Nestas opções não englobo os casos em que, directa ou indirectamente, o Governo Regional patrocine essas ligações. Esse formato de reencaminhamentos existiu num passado próximo, mas foi recentemente cancelado, com prejuízos palpáveis para oito das nove ilhas do arquipélago.
Na minha opinião, e face ao que já é conhecido em relação às intenções de companhias aéreas de voar para os Açores este ano, reitero a necessidade de se encontrar um modelo de reencaminhamentos eficaz, tanto a nível de ligações como dos horários, para permitir, neste caso, o acesso imediato a outra ilha, caso seja essa a opção.
Relativamente a mão de obra nesta área, está preocupado?
A mão de obra nesta área representa, de facto, uma preocupação, para evitar que se reflita na disponibilização dos serviços e na degradação da oferta. Este é um assunto que tem muitas variáveis.
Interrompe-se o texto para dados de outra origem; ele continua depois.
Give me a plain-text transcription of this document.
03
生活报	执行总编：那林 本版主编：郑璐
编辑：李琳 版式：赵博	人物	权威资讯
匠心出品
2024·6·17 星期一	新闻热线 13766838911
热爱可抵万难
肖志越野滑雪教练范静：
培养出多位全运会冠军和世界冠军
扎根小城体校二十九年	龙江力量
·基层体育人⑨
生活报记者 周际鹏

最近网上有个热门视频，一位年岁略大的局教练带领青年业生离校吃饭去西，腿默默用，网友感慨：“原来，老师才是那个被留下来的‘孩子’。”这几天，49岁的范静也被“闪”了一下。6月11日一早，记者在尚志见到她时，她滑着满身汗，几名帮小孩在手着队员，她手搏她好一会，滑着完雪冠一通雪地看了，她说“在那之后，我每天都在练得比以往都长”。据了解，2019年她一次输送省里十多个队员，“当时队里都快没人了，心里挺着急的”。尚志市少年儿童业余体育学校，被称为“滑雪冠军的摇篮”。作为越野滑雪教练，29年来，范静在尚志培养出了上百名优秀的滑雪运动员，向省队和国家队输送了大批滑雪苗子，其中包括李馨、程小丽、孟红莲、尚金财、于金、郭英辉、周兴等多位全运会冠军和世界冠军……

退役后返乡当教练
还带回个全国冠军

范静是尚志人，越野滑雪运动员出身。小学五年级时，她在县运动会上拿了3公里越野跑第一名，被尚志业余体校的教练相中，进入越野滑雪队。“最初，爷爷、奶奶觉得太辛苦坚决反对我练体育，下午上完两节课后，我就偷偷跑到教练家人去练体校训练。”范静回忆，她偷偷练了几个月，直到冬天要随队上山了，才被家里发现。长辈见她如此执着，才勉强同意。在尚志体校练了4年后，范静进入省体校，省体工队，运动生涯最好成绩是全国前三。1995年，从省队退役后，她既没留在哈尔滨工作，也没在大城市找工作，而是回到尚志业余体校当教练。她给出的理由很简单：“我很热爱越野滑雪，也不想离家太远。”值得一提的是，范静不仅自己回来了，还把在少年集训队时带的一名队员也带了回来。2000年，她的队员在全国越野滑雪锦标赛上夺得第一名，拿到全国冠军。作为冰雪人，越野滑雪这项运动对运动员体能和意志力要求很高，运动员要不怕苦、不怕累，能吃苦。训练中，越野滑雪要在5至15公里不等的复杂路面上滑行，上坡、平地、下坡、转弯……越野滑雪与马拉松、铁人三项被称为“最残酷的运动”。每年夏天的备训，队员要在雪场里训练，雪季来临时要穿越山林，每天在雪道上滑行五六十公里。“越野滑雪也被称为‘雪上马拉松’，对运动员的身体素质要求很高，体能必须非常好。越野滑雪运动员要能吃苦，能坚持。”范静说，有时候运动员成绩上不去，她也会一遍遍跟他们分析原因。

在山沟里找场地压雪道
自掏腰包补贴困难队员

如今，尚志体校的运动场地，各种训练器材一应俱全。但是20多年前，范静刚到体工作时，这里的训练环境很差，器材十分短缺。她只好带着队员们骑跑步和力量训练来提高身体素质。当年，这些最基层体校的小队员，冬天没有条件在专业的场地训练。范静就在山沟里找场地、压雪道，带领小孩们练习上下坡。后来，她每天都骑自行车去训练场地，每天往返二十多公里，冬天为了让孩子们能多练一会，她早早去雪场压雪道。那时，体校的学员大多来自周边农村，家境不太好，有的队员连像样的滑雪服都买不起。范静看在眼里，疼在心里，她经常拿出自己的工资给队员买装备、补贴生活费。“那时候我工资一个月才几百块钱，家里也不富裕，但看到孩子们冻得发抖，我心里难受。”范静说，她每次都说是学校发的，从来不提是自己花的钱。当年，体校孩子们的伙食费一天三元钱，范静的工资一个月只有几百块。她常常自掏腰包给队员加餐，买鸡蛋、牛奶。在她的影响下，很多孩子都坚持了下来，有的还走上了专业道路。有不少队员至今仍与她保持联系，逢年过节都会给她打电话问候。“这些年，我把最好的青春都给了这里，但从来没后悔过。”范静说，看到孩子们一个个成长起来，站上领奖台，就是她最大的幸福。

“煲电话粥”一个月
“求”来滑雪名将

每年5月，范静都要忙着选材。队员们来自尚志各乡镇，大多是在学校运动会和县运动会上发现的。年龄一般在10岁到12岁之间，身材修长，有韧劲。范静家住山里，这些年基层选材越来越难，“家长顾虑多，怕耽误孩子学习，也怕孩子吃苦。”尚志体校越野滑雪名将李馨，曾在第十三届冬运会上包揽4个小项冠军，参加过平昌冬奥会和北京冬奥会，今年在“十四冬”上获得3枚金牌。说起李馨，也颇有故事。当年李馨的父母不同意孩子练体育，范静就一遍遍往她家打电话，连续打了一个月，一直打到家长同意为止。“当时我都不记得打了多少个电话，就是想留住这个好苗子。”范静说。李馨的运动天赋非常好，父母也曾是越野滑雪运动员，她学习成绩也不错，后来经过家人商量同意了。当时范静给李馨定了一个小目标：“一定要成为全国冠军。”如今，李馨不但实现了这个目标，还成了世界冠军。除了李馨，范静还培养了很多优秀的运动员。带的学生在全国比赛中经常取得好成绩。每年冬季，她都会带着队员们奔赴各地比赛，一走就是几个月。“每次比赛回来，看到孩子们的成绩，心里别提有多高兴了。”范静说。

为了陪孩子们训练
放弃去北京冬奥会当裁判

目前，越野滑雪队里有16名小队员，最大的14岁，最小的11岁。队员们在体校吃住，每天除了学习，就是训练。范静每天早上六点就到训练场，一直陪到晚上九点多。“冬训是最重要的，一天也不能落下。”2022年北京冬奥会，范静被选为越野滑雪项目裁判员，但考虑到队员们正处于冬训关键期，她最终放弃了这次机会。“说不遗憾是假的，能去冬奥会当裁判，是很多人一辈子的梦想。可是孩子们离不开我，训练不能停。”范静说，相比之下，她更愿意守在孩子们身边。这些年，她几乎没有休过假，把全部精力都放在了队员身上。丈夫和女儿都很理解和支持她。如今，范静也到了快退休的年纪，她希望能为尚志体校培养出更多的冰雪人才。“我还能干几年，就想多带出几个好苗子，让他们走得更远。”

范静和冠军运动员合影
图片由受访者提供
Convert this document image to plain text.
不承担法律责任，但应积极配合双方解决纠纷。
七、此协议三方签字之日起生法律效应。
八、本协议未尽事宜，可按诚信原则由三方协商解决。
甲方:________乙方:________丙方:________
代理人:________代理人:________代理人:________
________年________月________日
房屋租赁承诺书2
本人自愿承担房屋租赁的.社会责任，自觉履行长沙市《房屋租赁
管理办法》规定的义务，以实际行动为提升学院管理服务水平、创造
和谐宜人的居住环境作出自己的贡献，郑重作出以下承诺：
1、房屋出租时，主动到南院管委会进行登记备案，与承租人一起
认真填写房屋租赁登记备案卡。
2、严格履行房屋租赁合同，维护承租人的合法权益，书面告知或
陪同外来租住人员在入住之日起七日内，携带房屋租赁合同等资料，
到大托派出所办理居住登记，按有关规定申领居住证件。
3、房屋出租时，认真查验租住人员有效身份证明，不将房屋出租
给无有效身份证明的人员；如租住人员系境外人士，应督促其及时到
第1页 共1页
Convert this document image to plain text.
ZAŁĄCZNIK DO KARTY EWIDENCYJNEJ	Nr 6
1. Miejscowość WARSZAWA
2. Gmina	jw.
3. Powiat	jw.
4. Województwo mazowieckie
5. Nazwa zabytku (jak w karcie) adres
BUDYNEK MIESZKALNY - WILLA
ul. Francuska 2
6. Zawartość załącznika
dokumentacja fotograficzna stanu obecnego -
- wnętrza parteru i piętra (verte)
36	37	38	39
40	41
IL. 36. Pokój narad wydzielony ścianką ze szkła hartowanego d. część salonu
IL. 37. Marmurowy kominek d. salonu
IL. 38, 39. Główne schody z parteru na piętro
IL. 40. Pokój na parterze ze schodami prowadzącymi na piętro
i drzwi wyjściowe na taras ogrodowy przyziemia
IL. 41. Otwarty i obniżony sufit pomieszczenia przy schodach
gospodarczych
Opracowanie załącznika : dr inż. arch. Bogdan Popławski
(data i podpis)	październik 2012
Talvez a principal seja a sazonalidade.
Como é lógico, a necessidade de funcionários na época alta e na época baixa é diametralmente oposta.
Ora, um empregador que queira manter toda a sua equipa de trabalho ao longo do ano inteiro tem que conseguir um equilíbrio entre os proveitos dos meses de época alta e dos meses de época baixa, de forma a garantir o pagamento dos salários por inteiro e manter rentável a atividade.
Como não temos facilidade – nem defendo isso, na nossa realidade – de trabalho sazonal, as empresas vêm-se, muitas vezes impelidas a praticar salários baixos, bastas vezes pouco atrativos para quem quer trabalhar nesta área. Incentivos nacionais e regionais para ajudar os empregadores a combater as assimetrias e garantir melhores salários para os seus colaboradores são essenciais nesta área.
Sobre apoios oficiais ao sector, o que é que espera?
Tal como acabei de dizer, espero uma atenção especial para o sector, que seja criteriosa e efectiva, de modo a corresponder à melhoria de salários e, consequentemente, garanta a atractividade do emprego na atividade turística, com benefícios na disponibilização e qualidade dos serviços.